SEOUL - The efforts of Hyundai Group founder Chung Ju-Yung to open trade ties with North Korea are rekindling speculation about an auto plant in the reclusive communist nation.
North Korea recently accepted a gift of 20 Hyundai cars from the octogenarian Chung, the first South Korean-made automobiles ever to be admitted into North Korea, along with 501 head of cattle.
The cattle were driven Old West style across the demilitarized zone that marks the North-South border.
The fleet of gift cars includes five Dynasty luxury models that Hyundai hopes will be used by North Korean President and 'Dear Leader' Kim Jong-Il.

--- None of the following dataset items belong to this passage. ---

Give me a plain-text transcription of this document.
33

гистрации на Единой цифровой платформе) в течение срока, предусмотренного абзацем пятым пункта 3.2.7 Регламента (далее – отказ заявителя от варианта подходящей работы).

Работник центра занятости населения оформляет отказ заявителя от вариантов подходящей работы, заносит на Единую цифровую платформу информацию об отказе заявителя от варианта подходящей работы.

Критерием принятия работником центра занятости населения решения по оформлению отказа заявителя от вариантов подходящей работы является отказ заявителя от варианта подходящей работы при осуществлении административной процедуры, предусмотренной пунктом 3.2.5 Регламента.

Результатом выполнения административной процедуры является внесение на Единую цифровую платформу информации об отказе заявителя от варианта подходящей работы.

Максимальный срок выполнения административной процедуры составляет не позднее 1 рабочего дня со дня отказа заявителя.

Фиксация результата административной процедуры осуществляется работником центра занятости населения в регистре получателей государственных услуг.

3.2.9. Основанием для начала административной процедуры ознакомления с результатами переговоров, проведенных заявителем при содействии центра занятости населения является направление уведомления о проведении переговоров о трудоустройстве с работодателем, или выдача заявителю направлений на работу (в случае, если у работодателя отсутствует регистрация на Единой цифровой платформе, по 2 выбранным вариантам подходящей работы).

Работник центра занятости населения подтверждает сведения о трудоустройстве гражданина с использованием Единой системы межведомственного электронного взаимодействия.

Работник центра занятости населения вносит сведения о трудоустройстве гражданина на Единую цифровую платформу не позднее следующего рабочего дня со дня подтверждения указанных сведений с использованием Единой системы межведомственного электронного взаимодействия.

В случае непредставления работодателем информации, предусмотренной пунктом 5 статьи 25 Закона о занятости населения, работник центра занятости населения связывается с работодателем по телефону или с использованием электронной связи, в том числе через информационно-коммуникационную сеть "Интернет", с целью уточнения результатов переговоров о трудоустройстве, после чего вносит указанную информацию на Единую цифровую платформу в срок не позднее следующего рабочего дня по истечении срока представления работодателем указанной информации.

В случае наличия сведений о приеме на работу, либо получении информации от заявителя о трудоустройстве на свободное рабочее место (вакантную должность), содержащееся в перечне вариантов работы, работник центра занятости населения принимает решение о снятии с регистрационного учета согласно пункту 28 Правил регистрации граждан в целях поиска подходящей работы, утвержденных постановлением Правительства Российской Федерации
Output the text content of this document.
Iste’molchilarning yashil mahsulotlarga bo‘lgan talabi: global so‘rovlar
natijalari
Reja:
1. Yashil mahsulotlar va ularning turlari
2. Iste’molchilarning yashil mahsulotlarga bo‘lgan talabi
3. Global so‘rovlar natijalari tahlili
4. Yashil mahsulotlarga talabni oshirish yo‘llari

North Korea came under heavy international criticism recently for placing a $20 million order for 200 Mercedes-Benz S-class sedans and offering to pay a premium for fast delivery. The order sparked outrage because North Korea has been gripped by a famine for more than two years and has been accepting free international food aid to feed its people.
It is not known whether Mercedes accepted the order.
A Hyundai spokesman said the company is ready to supply more luxury cars if the North should request them.
Although no Hyundai Motor Co. executives are accompanying Chung on this trip, his younger brother, Hyundai Motor Honorary Chairman Chung Se-Yung, joined him on a visit to North Korea in September.
That visit sparked speculation that Hyundai has an offer on the table to invest in a North Korea car-assembly project. Hyundai spokesmen downplayed the reports, characterizing them as 'premature.'
Chung has made several trips to North Korea over the years on a personal crusade to expand ties between North and South.
His efforts have begun to pay off. Hyundai has been granted a contract to conduct tour services from South Korea to North Korea's Mount Kumkang, a scenic landmark.
The North is entertaining a bid from Hyundai to develop Mount Kumkang into an international resort destination.